Description
After six extremely successful albums featuring Dutch sonatas for violoncello and piano, Doris Hochscheid (Cello) and Frans van Ruth (Piano) make their way to Paris, where they are surprised to discover a great many fellow Dutch musicians who made significant contributions to the music scene in the Seine metropolis.
Four of them are found on the dynamic duo's latest Super Audio CD, (Alexander Batta, Joseph Hollman, Andrée Bonhomme and Emile Wesly); all of them grew up in Maastricht and later were active in Paris under very different circumstances.
Alexandre Batta's cello playing took the Parisian salons by storm.

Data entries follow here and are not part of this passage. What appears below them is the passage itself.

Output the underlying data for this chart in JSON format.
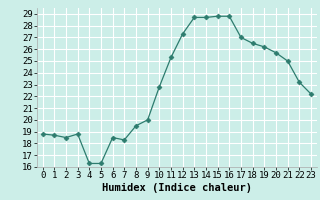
{
  "title": "",
  "xlabel": "Humidex (Indice chaleur)",
  "ylabel": "",
  "hours": [
    0,
    1,
    2,
    3,
    4,
    5,
    6,
    7,
    8,
    9,
    10,
    11,
    12,
    13,
    14,
    15,
    16,
    17,
    18,
    19,
    20,
    21,
    22,
    23
  ],
  "values": [
    18.8,
    18.7,
    18.5,
    18.8,
    16.3,
    16.3,
    18.5,
    18.3,
    19.5,
    20.0,
    22.8,
    25.3,
    27.3,
    28.7,
    28.7,
    28.8,
    28.8,
    27.0,
    26.5,
    26.2,
    25.7,
    25.0,
    23.2,
    22.2
  ],
  "line_color": "#2d7c6e",
  "marker": "D",
  "marker_size": 2.5,
  "bg_color": "#cceee8",
  "grid_color": "#ffffff",
  "ylim": [
    16,
    29.5
  ],
  "yticks": [
    16,
    17,
    18,
    19,
    20,
    21,
    22,
    23,
    24,
    25,
    26,
    27,
    28,
    29
  ],
  "tick_fontsize": 6.5,
  "label_fontsize": 7.5,
  "label_fontweight": "bold"
}
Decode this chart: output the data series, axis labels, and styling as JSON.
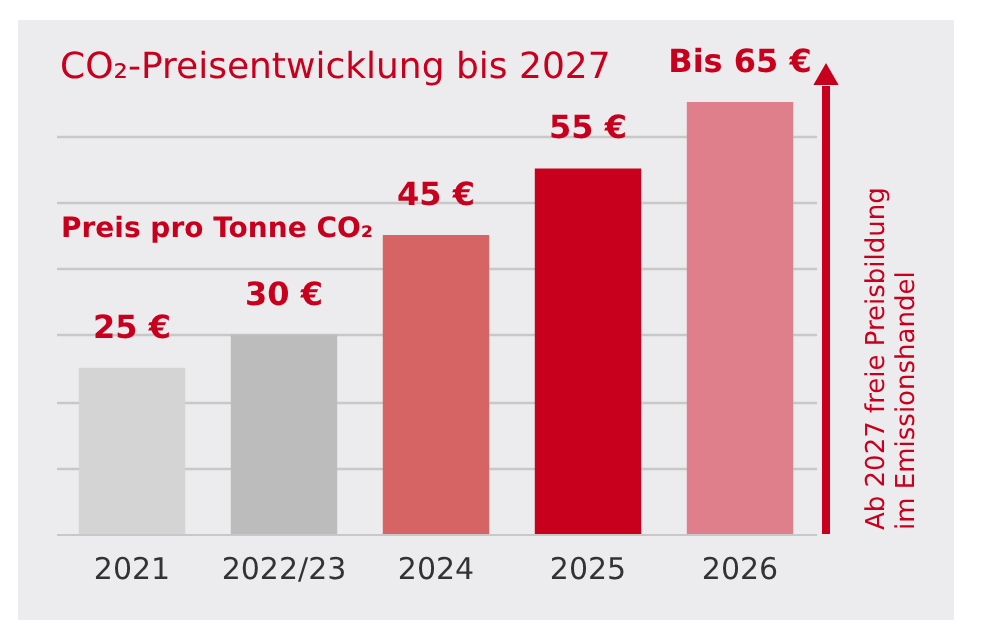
{
  "chart_data": {
    "type": "bar",
    "title": "CO₂-Preisentwicklung bis 2027",
    "ylabel": "Preis pro Tonne CO₂",
    "categories": [
      "2021",
      "2022/23",
      "2024",
      "2025",
      "2026"
    ],
    "values": [
      25,
      30,
      45,
      55,
      65
    ],
    "colors": [
      "#d4d4d4",
      "#bcbcbc",
      "#d66464",
      "#c8001e",
      "#e07f8c"
    ],
    "value_labels": [
      "25 €",
      "30 €",
      "45 €",
      "55 €",
      "Bis 65 €"
    ],
    "ylim": [
      0,
      65
    ],
    "yticks": [
      {
        "value": 10,
        "label": null
      },
      {
        "value": 20,
        "label": null
      },
      {
        "value": 30,
        "label": null
      },
      {
        "value": 40,
        "label": null
      },
      {
        "value": 50,
        "label": null
      },
      {
        "value": 60,
        "label": null
      }
    ],
    "grid": "y",
    "tick_labels": "x",
    "annotations": [
      "Ab 2027 freie Preisbildung im Emissionshandel"
    ]
  }
}
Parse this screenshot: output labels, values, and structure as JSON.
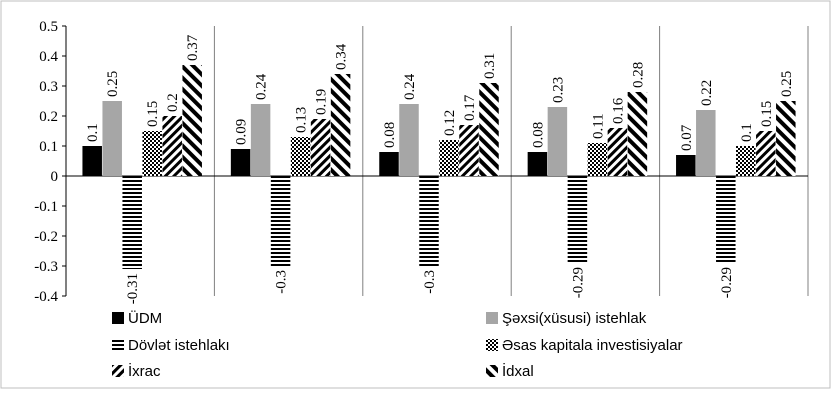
{
  "chart_data": {
    "type": "bar",
    "ylim": [
      -0.4,
      0.5
    ],
    "yticks": [
      "0.5",
      "0.4",
      "0.3",
      "0.2",
      "0.1",
      "0",
      "-0.1",
      "-0.2",
      "-0.3",
      "-0.4"
    ],
    "grid": "vertical category dividers",
    "legend_position": "bottom",
    "group_count": 5,
    "series": [
      {
        "name": "ÜDM",
        "pattern": "solid-black",
        "values": [
          0.1,
          0.09,
          0.08,
          0.08,
          0.07
        ],
        "labels": [
          "0.1",
          "0.09",
          "0.08",
          "0.08",
          "0.07"
        ]
      },
      {
        "name": "Şəxsi(xüsusi) istehlak",
        "pattern": "solid-gray",
        "values": [
          0.25,
          0.24,
          0.24,
          0.23,
          0.22
        ],
        "labels": [
          "0.25",
          "0.24",
          "0.24",
          "0.23",
          "0.22"
        ]
      },
      {
        "name": "Dövlət istehlakı",
        "pattern": "horizontal-stripes",
        "values": [
          -0.31,
          -0.3,
          -0.3,
          -0.29,
          -0.29
        ],
        "labels": [
          "-0.31",
          "-0.3",
          "-0.3",
          "-0.29",
          "-0.29"
        ]
      },
      {
        "name": "Əsas kapitala investisiyalar",
        "pattern": "checker",
        "values": [
          0.15,
          0.13,
          0.12,
          0.11,
          0.1
        ],
        "labels": [
          "0.15",
          "0.13",
          "0.12",
          "0.11",
          "0.1"
        ]
      },
      {
        "name": "İxrac",
        "pattern": "diagonal-hatch",
        "values": [
          0.2,
          0.19,
          0.17,
          0.16,
          0.15
        ],
        "labels": [
          "0.2",
          "0.19",
          "0.17",
          "0.16",
          "0.15"
        ]
      },
      {
        "name": "İdxal",
        "pattern": "wide-diagonal-hatch",
        "values": [
          0.37,
          0.34,
          0.31,
          0.28,
          0.25
        ],
        "labels": [
          "0.37",
          "0.34",
          "0.31",
          "0.28",
          "0.25"
        ]
      }
    ]
  }
}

Both Berlioz and Balzac expressed themselves euphorically about his singing tone, and he perfectly satisfied the public's taste with his numerous paraphrases of current operas.
Somewhat later Joseph Hollman charmed society with miniatures as if made for the salon. Hollman's duo partner Camille Saint-Saëns dedicated his famous cello concerto to him, and it was also Hollman who premiered the Double Concerto for Violin and Cello with Eugène Isaÿe. Émile Wesly's "Rêverie d'automne" was also dedicated to Hollman.
Andrée Bonhomme, who studied with Darius Milhaud, found a very different tone.